An Exploratory Safety Study to Investigate the Extent of Tumor Cell Mobilization (TCM) After Use of G-CSF Alone or G-CSF Plus Plerixafor in Multiple Myeloma (MM) Patients Who May be Poor Mobilizers of Stem Cells

Inclusion Criteria:

• Patients with a diagnosis of MM in partial response or complete response, who are undergo an autologous hematopoietic stem cell transplantation and could be considered potentially poor mobilizers.

Exclusion Criteria:

• Does not have an Eastern Cooperative Oncology Group (ECOG) performance status of 0 to 1.
• Has a history of any acute or chronic leukemia (including myelodysplastic syndrome).
• Had prior allogeneic or autologous transplantation.
• Less than 3 to 6 weeks since last anti-cancer therapy.
• Chemotherapy for mobilization is not allowed.
• Has bone marrow involvement >10% assessed based on the most recent bone marrow aspirate or biopsy performed prior to first dose of G-CSF.
• Was treated with G-CSF or other cytokine within 14 days prior to the first dose of G-CSF for mobilization.
• Has previously received plerixafor.
• Is known to be HIV positive.
• Has active hepatitis B or hepatitis C.
• Has an acute infection within 24 hours prior to dosing or antibiotic therapy within 7 days prior to the first dose of G-CSF.

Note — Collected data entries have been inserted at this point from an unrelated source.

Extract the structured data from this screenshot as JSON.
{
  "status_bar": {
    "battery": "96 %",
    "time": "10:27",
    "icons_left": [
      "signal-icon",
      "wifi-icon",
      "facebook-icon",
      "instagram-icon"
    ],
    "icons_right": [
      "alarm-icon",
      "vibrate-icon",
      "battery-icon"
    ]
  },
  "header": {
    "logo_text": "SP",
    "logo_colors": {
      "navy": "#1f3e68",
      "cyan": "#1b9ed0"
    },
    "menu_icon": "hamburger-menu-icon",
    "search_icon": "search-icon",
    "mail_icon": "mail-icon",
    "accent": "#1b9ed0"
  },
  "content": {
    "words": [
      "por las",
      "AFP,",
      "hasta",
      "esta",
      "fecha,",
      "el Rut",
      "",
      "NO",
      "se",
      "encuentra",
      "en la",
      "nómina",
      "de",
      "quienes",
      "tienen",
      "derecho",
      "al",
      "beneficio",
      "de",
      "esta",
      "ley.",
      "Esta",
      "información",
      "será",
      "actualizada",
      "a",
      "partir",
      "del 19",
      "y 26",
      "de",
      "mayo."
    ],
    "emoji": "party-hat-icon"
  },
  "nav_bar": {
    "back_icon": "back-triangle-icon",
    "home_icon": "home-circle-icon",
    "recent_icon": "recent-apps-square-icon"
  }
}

• Has hypercalcaemia as evidenced by >1 mg/dL above upper limit of normal (ULN).
• Previously received investigational therapy within 4 weeks of screening in this protocol or currently enrolled in another investigational protocol during the mobilization phase.
• Has central nervous system involvement including brain metastases or leptomeningeal disease.

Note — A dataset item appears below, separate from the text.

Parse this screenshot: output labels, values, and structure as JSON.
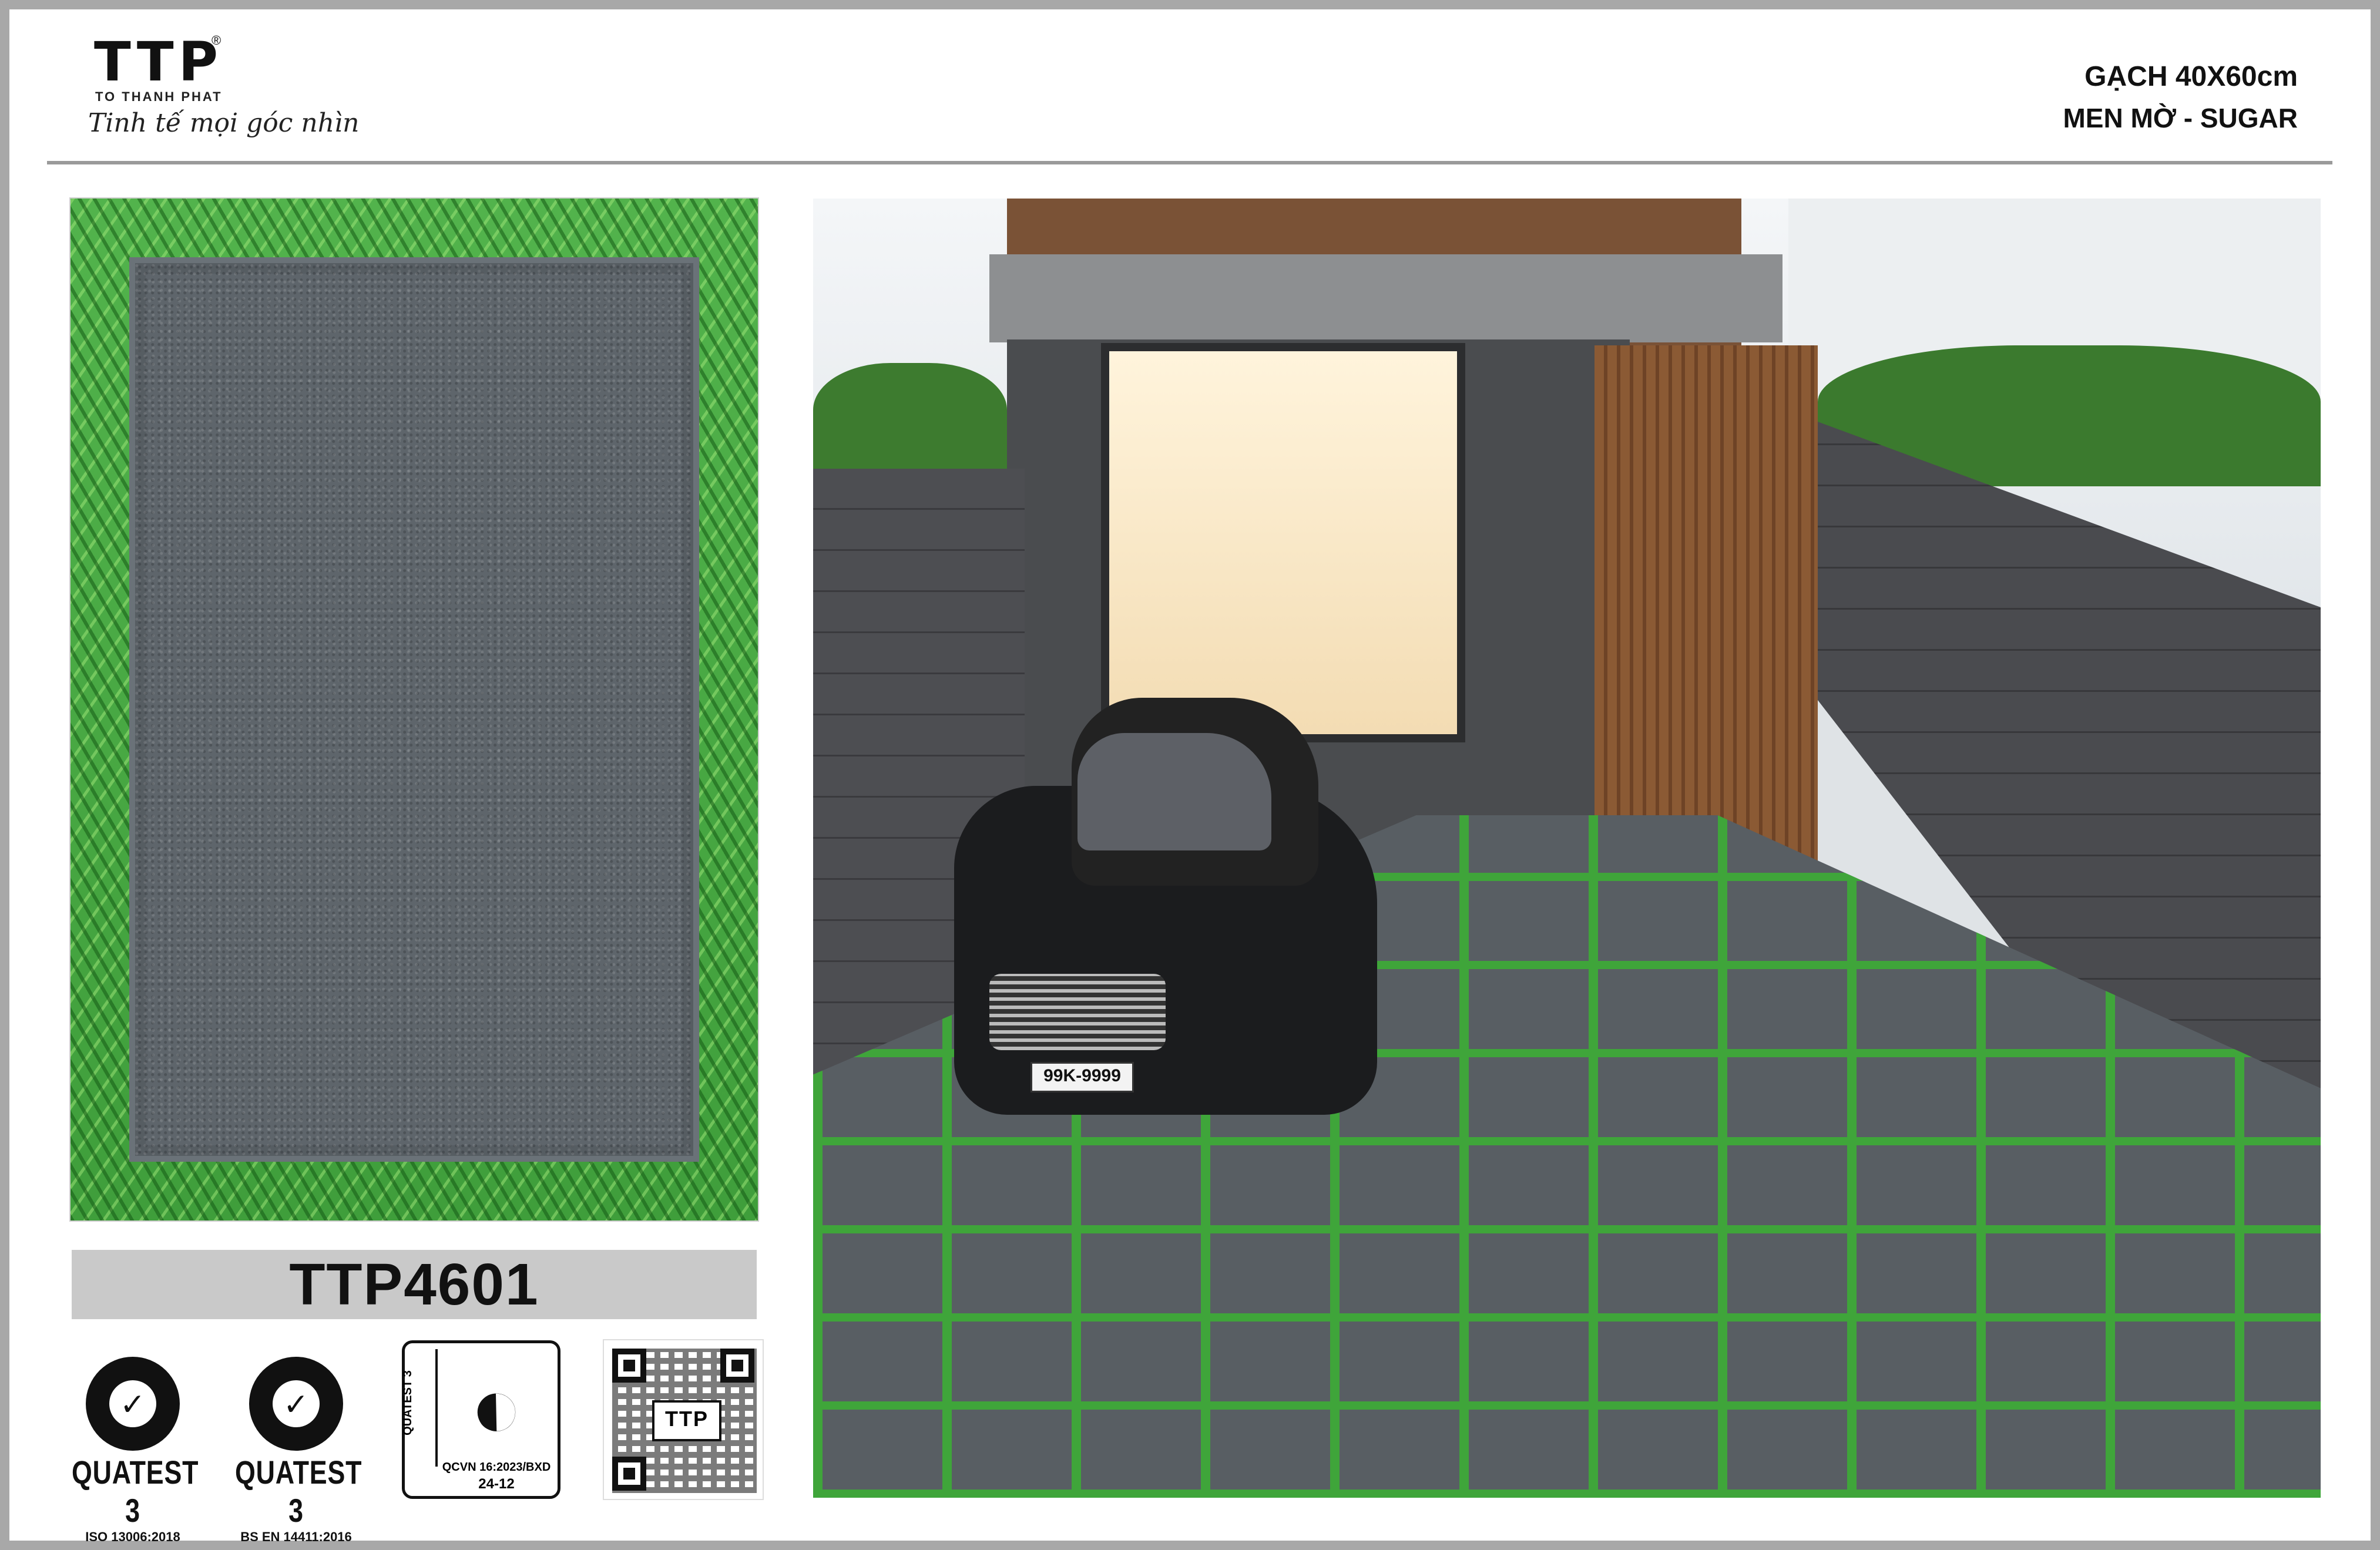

• Has an electrocardiogram (ECG) or study result indicative of cardiac ischemia or a history of clinically significant rhythm disturbance(arrhythmias), or other conduction abnormality.
• Has co-morbid condition(s), which may render the patient at high risk from treatment complications or impairs his/her ability to comply with the study treatment and protocol.

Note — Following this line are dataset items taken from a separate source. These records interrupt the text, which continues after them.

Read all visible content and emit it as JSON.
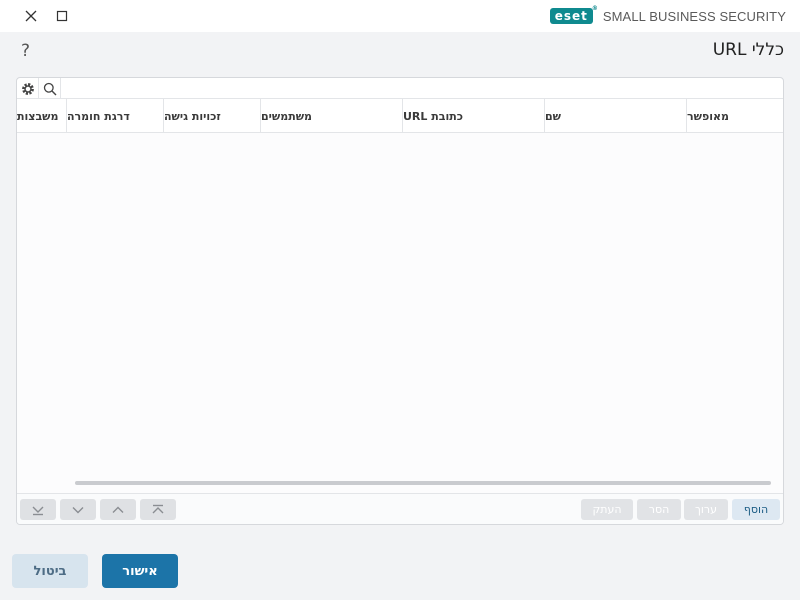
{
  "window": {
    "brand_logo": "eset",
    "brand_reg": "®",
    "product_name": "SMALL BUSINESS SECURITY",
    "brand_color": "#0f8a8f",
    "close_icon": "close-icon",
    "maximize_icon": "maximize-icon"
  },
  "header": {
    "title": "כללי URL",
    "help": "?"
  },
  "toolbar": {
    "settings_icon": "gear-icon",
    "search_icon": "search-icon"
  },
  "table": {
    "columns": [
      "מאופשר",
      "שם",
      "כתובת URL",
      "משתמשים",
      "זכויות גישה",
      "דרגת חומרה",
      "משבצות"
    ],
    "rows": []
  },
  "footer": {
    "nav_icons": [
      "move-to-bottom-icon",
      "move-down-icon",
      "move-up-icon",
      "move-to-top-icon"
    ],
    "actions": {
      "add": "הוסף",
      "edit": "ערוך",
      "remove": "הסר",
      "copy": "העתק"
    }
  },
  "dialog": {
    "ok": "אישור",
    "cancel": "ביטול",
    "accent": "#1c74a8"
  }
}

• Has a white blood cell (WBC) count <2.5 x 10^9/L.
• Has an absolute neutrophil count (ANC) <1.5 x 10^9/L.
• Has a platelet count <100 x 10^9/L.
• Has an estimated creatine clearance ≤50 mL/min.
• Has aspartate aminotransferase/serum glutamic oxaloacetic transaminase (AST/SGOT), alanine aminotransferase/serum glutamic pyruvic transaminase (ALT/SGPT), and total bilirubin ≥2.5 x ULN.
• Does not have adequate cardiac, and pulmonary function sufficient to undergo apheresis and transplantation.
• Pregnant or breastfeeding women.
• Does not agree to use a highly effective method of contraception while on study treatment and for at least 3 months following study treatment.